Cet exemplaire illustré et enluminé d'un dīvān (recueil de poèmes) est l'œuvre du grand poète et hagiographe de l'Inde islamique, Hasan Dihlavī, mort en 1338. Le manuscrit fut écrit en caractères nasta‘līq par ‘Abd Allāh Mushkīn Qalam (plume ambrée), à Allāhābād, en 1011 A.H. (1602 après J.-C.), selon le colophon du feuillet 187a, bien que l'illustration de cette page identifie le calligraphe Mir `Abd Allah Katib. Tous deux furent des calligraphes royaux reconnus. Abd Allāh Mushkīn Qalam travailla à Allāhābād, pour le prince Salim, qui devint l'empereur moghol, Jahāngīr. Le manuscrit s'ouvre sur un incipit enluminé, sur une double page, illustré de 14 peintures, notamment un portrait du calligraphe lui-même, sur le feuillet 187a. La reliure en laque présente des enluminures complexes sur lesquelles l'élément principal est un modèle d'entrelacs de motifs floraux dorés, probablement réalisée au XIXe siècle.

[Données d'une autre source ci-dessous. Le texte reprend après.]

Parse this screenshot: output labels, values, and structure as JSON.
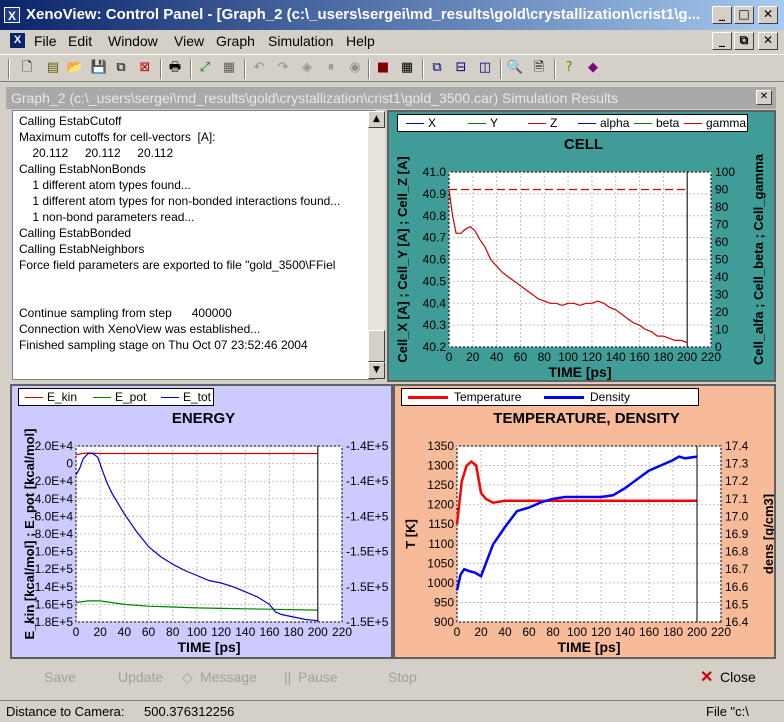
{
  "window": {
    "title": "XenoView: Control Panel - [Graph_2  (c:\\_users\\sergei\\md_results\\gold\\crystallization\\crist1\\g...",
    "app_icon": "xenoview-icon",
    "controls": [
      "minimize-icon",
      "restore-icon",
      "close-icon"
    ]
  },
  "menu": {
    "items": [
      "File",
      "Edit",
      "Window",
      "View",
      "Graph",
      "Simulation",
      "Help"
    ],
    "mdi_controls": [
      "minimize-icon",
      "restore-icon",
      "close-icon"
    ]
  },
  "toolbar": {
    "icons": [
      "new-icon",
      "open-folder-icon",
      "save-icon",
      "save-all-icon",
      "close-doc-icon",
      "print-icon",
      "axes-icon",
      "grid-chart-icon",
      "undo-icon",
      "redo-icon",
      "move-icon",
      "pause-icon",
      "camera-icon",
      "image-icon",
      "table-icon",
      "cascade-icon",
      "tile-horizontal-icon",
      "tile-vertical-icon",
      "zoom-icon",
      "preview-icon",
      "help-icon",
      "about-icon"
    ]
  },
  "child_window": {
    "title": "Graph_2  (c:\\_users\\sergei\\md_results\\gold\\crystallization\\crist1\\gold_3500.car) Simulation Results",
    "close_icon": "close-icon"
  },
  "log": {
    "lines": [
      "Calling EstabCutoff",
      "Maximum cutoffs for cell-vectors  [A]:",
      "    20.112     20.112     20.112",
      "Calling EstabNonBonds",
      "    1 different atom types found...",
      "    1 different atom types for non-bonded interactions found...",
      "    1 non-bond parameters read...",
      "Calling EstabBonded",
      "Calling EstabNeighbors",
      "Force field parameters are exported to file \"gold_3500\\FFiel",
      "",
      "",
      "Continue sampling from step      400000",
      "Connection with XenoView was established...",
      "Finished sampling stage on Thu Oct 07 23:52:46 2004"
    ],
    "scroll_up": "scroll-up-icon",
    "scroll_down": "scroll-down-icon"
  },
  "chart_data": [
    {
      "type": "line",
      "title": "CELL",
      "background": "#3f9c96",
      "legend": [
        "X",
        "Y",
        "Z",
        "alpha",
        "beta",
        "gamma"
      ],
      "legend_colors": [
        "#0000cc",
        "#008000",
        "#cc0000",
        "#0000cc",
        "#008000",
        "#cc0000"
      ],
      "xlabel": "TIME [ps]",
      "ylabel": "Cell_X [A] ; Cell_Y [A] ; Cell_Z [A]",
      "y2label": "Cell_alfa ; Cell_beta ; Cell_gamma",
      "xlim": [
        0,
        220
      ],
      "ylim": [
        40.2,
        41.0
      ],
      "y2lim": [
        0,
        100
      ],
      "xticks": [
        "0",
        "20",
        "40",
        "60",
        "80",
        "100",
        "120",
        "140",
        "160",
        "180",
        "200",
        "220"
      ],
      "yticks": [
        "40.2",
        "40.3",
        "40.4",
        "40.5",
        "40.6",
        "40.7",
        "40.8",
        "40.9",
        "41.0"
      ],
      "y2ticks": [
        "0",
        "10",
        "20",
        "30",
        "40",
        "50",
        "60",
        "70",
        "80",
        "90",
        "100"
      ],
      "series": [
        {
          "name": "X",
          "color": "#cc0000",
          "x": [
            0,
            3,
            6,
            10,
            14,
            18,
            22,
            26,
            30,
            35,
            40,
            45,
            50,
            55,
            60,
            65,
            70,
            75,
            80,
            85,
            90,
            95,
            100,
            105,
            110,
            115,
            120,
            125,
            130,
            135,
            140,
            145,
            150,
            155,
            160,
            165,
            170,
            175,
            180,
            185,
            190,
            195,
            200
          ],
          "y": [
            40.92,
            40.8,
            40.72,
            40.72,
            40.74,
            40.75,
            40.73,
            40.69,
            40.66,
            40.6,
            40.57,
            40.54,
            40.52,
            40.5,
            40.48,
            40.46,
            40.44,
            40.42,
            40.41,
            40.4,
            40.4,
            40.39,
            40.4,
            40.4,
            40.39,
            40.4,
            40.4,
            40.41,
            40.4,
            40.38,
            40.37,
            40.35,
            40.33,
            40.31,
            40.3,
            40.28,
            40.27,
            40.25,
            40.25,
            40.24,
            40.23,
            40.23,
            40.22
          ]
        },
        {
          "name": "gamma",
          "color": "#cc0000",
          "dashed": true,
          "x": [
            0,
            200
          ],
          "y2": [
            90,
            90
          ]
        }
      ]
    },
    {
      "type": "line",
      "title": "ENERGY",
      "background": "#cccaff",
      "legend": [
        "E_kin",
        "E_pot",
        "E_tot"
      ],
      "legend_colors": [
        "#cc0000",
        "#008000",
        "#0000cc"
      ],
      "xlabel": "TIME [ps]",
      "ylabel": "E_kin [kcal/mol] ; E_pot [kcal/mol]",
      "y2label": "",
      "xlim": [
        0,
        220
      ],
      "ylim": [
        -180000,
        20000
      ],
      "y2lim": [
        -153000,
        -139000
      ],
      "xticks": [
        "0",
        "20",
        "40",
        "60",
        "80",
        "100",
        "120",
        "140",
        "160",
        "180",
        "200",
        "220"
      ],
      "yticks": [
        "-1.8E+5",
        "-1.6E+5",
        "-1.4E+5",
        "-1.2E+5",
        "-1.0E+5",
        "-8.0E+4",
        "-6.0E+4",
        "-4.0E+4",
        "-2.0E+4",
        "0",
        "2.0E+4"
      ],
      "y2ticks": [
        "-1.5E+5",
        "-1.5E+5",
        "-1.5E+5",
        "-1.4E+5",
        "-1.4E+5",
        "-1.4E+5"
      ],
      "series": [
        {
          "name": "E_kin",
          "color": "#cc0000",
          "x": [
            0,
            5,
            10,
            20,
            40,
            60,
            80,
            100,
            120,
            140,
            160,
            180,
            200
          ],
          "y": [
            10000,
            11500,
            12000,
            11500,
            11500,
            11500,
            11500,
            11500,
            11500,
            11500,
            11500,
            11500,
            11500
          ]
        },
        {
          "name": "E_pot",
          "color": "#008000",
          "x": [
            0,
            10,
            20,
            40,
            60,
            80,
            100,
            120,
            140,
            160,
            180,
            200
          ],
          "y": [
            -158000,
            -156000,
            -156000,
            -160000,
            -162000,
            -163000,
            -164000,
            -164500,
            -165000,
            -165500,
            -166000,
            -166500
          ]
        },
        {
          "name": "E_tot",
          "color": "#0000cc",
          "x": [
            0,
            3,
            6,
            10,
            14,
            18,
            22,
            26,
            30,
            35,
            40,
            45,
            50,
            55,
            60,
            70,
            80,
            90,
            100,
            110,
            120,
            130,
            140,
            150,
            160,
            165,
            170,
            180,
            190,
            200
          ],
          "y2": [
            -141300,
            -140800,
            -140000,
            -139600,
            -139600,
            -139900,
            -141000,
            -142000,
            -142800,
            -143600,
            -144400,
            -145100,
            -145800,
            -146400,
            -147000,
            -147800,
            -148400,
            -148900,
            -149300,
            -149700,
            -149900,
            -150200,
            -150600,
            -151000,
            -151600,
            -152200,
            -152400,
            -152600,
            -152800,
            -152900
          ]
        }
      ]
    },
    {
      "type": "line",
      "title": "TEMPERATURE, DENSITY",
      "background": "#f8bb9a",
      "legend": [
        "Temperature",
        "Density"
      ],
      "legend_colors": [
        "#ff0000",
        "#0000ff"
      ],
      "xlabel": "TIME [ps]",
      "ylabel": "T [K]",
      "y2label": "dens [g/cm3]",
      "xlim": [
        0,
        220
      ],
      "ylim": [
        900,
        1350
      ],
      "y2lim": [
        16.4,
        17.4
      ],
      "xticks": [
        "0",
        "20",
        "40",
        "60",
        "80",
        "100",
        "120",
        "140",
        "160",
        "180",
        "200",
        "220"
      ],
      "yticks": [
        "900",
        "950",
        "1000",
        "1050",
        "1100",
        "1150",
        "1200",
        "1250",
        "1300",
        "1350"
      ],
      "y2ticks": [
        "16.4",
        "16.5",
        "16.6",
        "16.7",
        "16.8",
        "16.9",
        "17.0",
        "17.1",
        "17.2",
        "17.3",
        "17.4"
      ],
      "series": [
        {
          "name": "Temperature",
          "color": "#ff0000",
          "x": [
            0,
            4,
            8,
            12,
            16,
            20,
            24,
            30,
            40,
            60,
            80,
            100,
            120,
            140,
            160,
            180,
            200
          ],
          "y": [
            1150,
            1260,
            1300,
            1310,
            1300,
            1230,
            1215,
            1205,
            1210,
            1210,
            1210,
            1210,
            1210,
            1210,
            1210,
            1210,
            1210
          ]
        },
        {
          "name": "Density",
          "color": "#0000ff",
          "x": [
            0,
            3,
            6,
            10,
            15,
            20,
            25,
            30,
            40,
            50,
            60,
            70,
            80,
            90,
            100,
            110,
            120,
            130,
            140,
            150,
            160,
            170,
            180,
            185,
            190,
            200
          ],
          "y2": [
            16.58,
            16.67,
            16.7,
            16.69,
            16.68,
            16.66,
            16.75,
            16.84,
            16.94,
            17.03,
            17.05,
            17.08,
            17.1,
            17.11,
            17.11,
            17.11,
            17.11,
            17.12,
            17.16,
            17.21,
            17.26,
            17.29,
            17.32,
            17.34,
            17.33,
            17.34
          ]
        }
      ]
    }
  ],
  "bottom_buttons": {
    "save": "Save",
    "update": "Update",
    "message": "Message",
    "pause": "Pause",
    "stop": "Stop",
    "close": "Close",
    "message_icon": "diamond-icon",
    "pause_icon": "pause-icon",
    "close_icon": "red-x-icon"
  },
  "status_bar": {
    "label": "Distance to Camera:",
    "value": "500.376312256",
    "file": "File \"c:\\"
  }
}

Recueil de courts poèmes d'amour de Jāmī

Ce manuscrit illustré et enluminé est un petit recueil de poèmes d'amour brefs, d'un type appelé tarjī`band, écrits par Nūr al-Dīn ‘Abd al-Raḥmān Jāmī (mort en 898 A.H./1492 après J.-C.). Il a été recopié en caractères nasta‘līq noirs par le calligraphe Muḥammad Zamān al-Tabrīzī, en 998 A.H./1589-1590 après J.-C., dans l'Iran séfévide. Le texte est rédigé sur du papier orangé et les bordures vert bleuâtre sont entièrement enluminées. Le manuscrit débute par un incipit d'une page avec un en-tête enluminé (feuillet 1b), et deux illustrations (feuillets 3a et 6a). La reliure en laque kadjar est ornée de motifs floraux et des vers y sont inscrits, attribués à l'imam Alī ibn Abī Ṭālib. L'ouvrage renferme également un acte de propriété, daté de 1311 A.H./1893-1894 après J.-C., qui précise que ce livre précieux a été acheté pour son fils, Maḥmūd Askānī, à une femme, pour 10 ashrafis (dinars d'or) (feuillet 6b).

Ouvrage sur la navigation

Rédigé à l'origine en 1525 et dédié au sultan Soliman I (le Magnifique), ce grand ouvrage de Piri Reis (mort vers 1554) sur la navigation a ensuite été révisé et développé. Né vers 1470 à Gelibolu (Gallipoli), Piri Reis devint un amiral, géographe et cartographe ottoman. Le présent manuscrit, rédigé pour la plus grande partie à la fin du XVIIe siècle, est basé sur la version développée et compte quelque 240 cartes extrêmement soignées et des graphiques portulans. Parmi les cartes, on retrouve une carte du monde avec le contour des Amériques (feuillet 41a) et des cartes des côtes, avec les baies, les caps, les péninsules, les îles, les montagnes et les villes du bassin méditerranéen et de la mer Noire. L'ouvrage commence par une description de la côte d'Anatolie et des îles de la mer Égée, de la péninsule du Péloponnèse, ainsi que des côtes orientales et occidentales de la mer Adriatique. Le livre se poursuit avec une description des rives occidentales de l'Italie, du sud de la France, de l'Espagne, de l'Afrique du Nord, de la Méditerranée orientale, de l'ouest de l'Anatolie, de diverses îles situées au nord de la Crète, de la mer de Marmara, du Bosphore et de la mer Noire. Il se termine par une carte des rives de la mer Caspienne, sur le feuillet 374a.

Coran

Cet exemplaire enluminé timouride grand format du Coran aurait été réalisé dans le nord de l'Inde, au XVe siècle. Le manuscrit s'ouvre sur une série de frontispices enluminés. Le texte principal est calligraphié en grands caractères vocalisés muhaqqaq polychromes. Des explications marginales indiquent que certains mots et phrases sont calligraphiés en thoulouth et en naskhi et que le texte comporte une traduction interlinéaire en perse, apparaissant en couleur rouge, en caractères naskhi. Sur le rabat de la reliure en cuir brun doré sont inscrits les versets 77 à 80 de la sourate 56 (sourate al-wāqi‘ah). Le sceau du sultan Bayezid II, qui régna sur l'Empire ottoman de 1481 à 1512, apparaît sur le feuillet 8a. On distingue sur le feuillet 3a, à peine visibles une déclaration de waqf (legs) et le cachet du sultan Uthmān Khān, qui régna de 1618 à 1622.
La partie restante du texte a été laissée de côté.